Sonterra Capital Master Fund Ltd., et al. v. Barclays Bank PLC, et al., No. 15-cv-03538 (S.D.N.Y.) involves claims against numerous financial institutions that allegedly conspired to manipulate the Sterling London Interbank Offered Rate (“Sterling LIBOR”) for their financial benefit. Defendants named in the action have already settled with multiple government regulators including the DOJ, CFTC, and FCA. The case is currently pending before Judge Broderick.
Frontpoint Asian Event Driven Fund et al. v. Citibank N.A., et al., No. 16-cv-05263 (S.D.N.Y.) encompasses claims arising out of the alleged manipulation of the Singapore Interbank Offered Rate (“SIBOR”) and Singapore Swap Offer Rate (“SOR”), two benchmarks used to measure the cost of borrowing Singapore dollars.

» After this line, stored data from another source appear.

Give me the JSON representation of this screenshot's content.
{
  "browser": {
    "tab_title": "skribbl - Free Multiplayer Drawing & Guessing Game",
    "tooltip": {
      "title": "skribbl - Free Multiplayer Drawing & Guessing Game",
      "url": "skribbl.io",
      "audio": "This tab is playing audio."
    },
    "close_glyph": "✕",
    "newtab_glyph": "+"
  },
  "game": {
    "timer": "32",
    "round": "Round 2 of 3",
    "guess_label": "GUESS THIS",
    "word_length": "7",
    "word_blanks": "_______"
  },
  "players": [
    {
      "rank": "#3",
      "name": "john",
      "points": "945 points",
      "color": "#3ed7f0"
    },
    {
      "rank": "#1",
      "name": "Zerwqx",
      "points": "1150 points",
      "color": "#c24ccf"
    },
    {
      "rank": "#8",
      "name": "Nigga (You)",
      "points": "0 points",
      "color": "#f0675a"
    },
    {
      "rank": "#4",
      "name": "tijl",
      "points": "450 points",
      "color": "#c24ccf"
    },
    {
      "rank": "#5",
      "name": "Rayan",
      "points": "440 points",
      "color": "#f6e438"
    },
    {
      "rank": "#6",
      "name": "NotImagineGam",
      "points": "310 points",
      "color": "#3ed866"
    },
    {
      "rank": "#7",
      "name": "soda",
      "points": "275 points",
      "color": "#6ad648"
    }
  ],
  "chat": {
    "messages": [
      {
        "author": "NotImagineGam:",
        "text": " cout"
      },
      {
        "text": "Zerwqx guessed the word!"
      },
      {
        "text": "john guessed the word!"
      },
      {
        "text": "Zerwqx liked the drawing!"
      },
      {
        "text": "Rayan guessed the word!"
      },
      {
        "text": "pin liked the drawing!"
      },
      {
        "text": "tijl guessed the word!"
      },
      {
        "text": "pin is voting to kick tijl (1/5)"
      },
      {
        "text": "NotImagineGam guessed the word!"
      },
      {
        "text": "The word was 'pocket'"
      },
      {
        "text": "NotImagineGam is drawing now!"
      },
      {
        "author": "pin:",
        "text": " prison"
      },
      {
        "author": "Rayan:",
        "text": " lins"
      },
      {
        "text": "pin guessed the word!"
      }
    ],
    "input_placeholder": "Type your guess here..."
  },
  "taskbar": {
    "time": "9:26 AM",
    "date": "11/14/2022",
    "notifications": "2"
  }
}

Multiple financial regulators, including the Monetary Authority of Singapore, have already found that Defendants named in the action made false submissions to manipulate those rates for their financial benefit. The case is currently pending before Judge Hellerstein.
Dennis et al. v. JPMorgan Chase & Co. et al., No. 16-cv-6496 alleges that financial institutions responsible for setting the Australian dollar Bank Bill Swap Rate (“BBSW”) conspired to manipulate that rate to financially benefit their derivatives trading positions. Defendants in the case have entered settlements with the Australian Securities Investment and Commission admitting to the alleged misconduct. The case is currently pending before Judge Kaplan.
Mr. Girnys also worked on the amicus curiae brief filed by Lowey Dannenberg on behalf of the New York State Common Retirement Fund, the New York City Pension Funds, and the New York State Teachers’ Retirement System in the New York Court of Appeals in Assured Guar. (UK) Ltd. v. J.P. Morgan Inv. Management Inc. (Dec. 20, 2011). In that successful outcome, the Court of Appeals held that New York’s Blue Sky law, the Martin Act, does not pre-empt investors from asserting common law causes of action. Assured Guar. (UK) Ltd. v. J.P. Morgan Inv. Mgmt. Inc., 18 N.Y.3d 341 (2011).
Mr. Girnys contributed to “Don’t Bend ‘American Pipe’” New York Law Journal, November 7, 2012 as well as co-authored “NECA-IBEW Health & Welfare Fund v. Goldman Sachs & Co.: The Implications on Class Standing and Why We Should Think About Amici Support Now,” The NAPPA Report, Vol. 26, Number 4, November 2012. Mr. Girnys also co-authored “No Antitrust Injury in Libor Rate-Setting?—What Happened to Effects,” Competition Policy International, May 30, 2013.
At law school, Mr. Girnys served as an Articles Editor of the New York Law School Law Review. He was a John Marshall Harlan Scholar affiliated with the Center on Business Law & Policy and served as an Associate in the Center on Financial Services Law.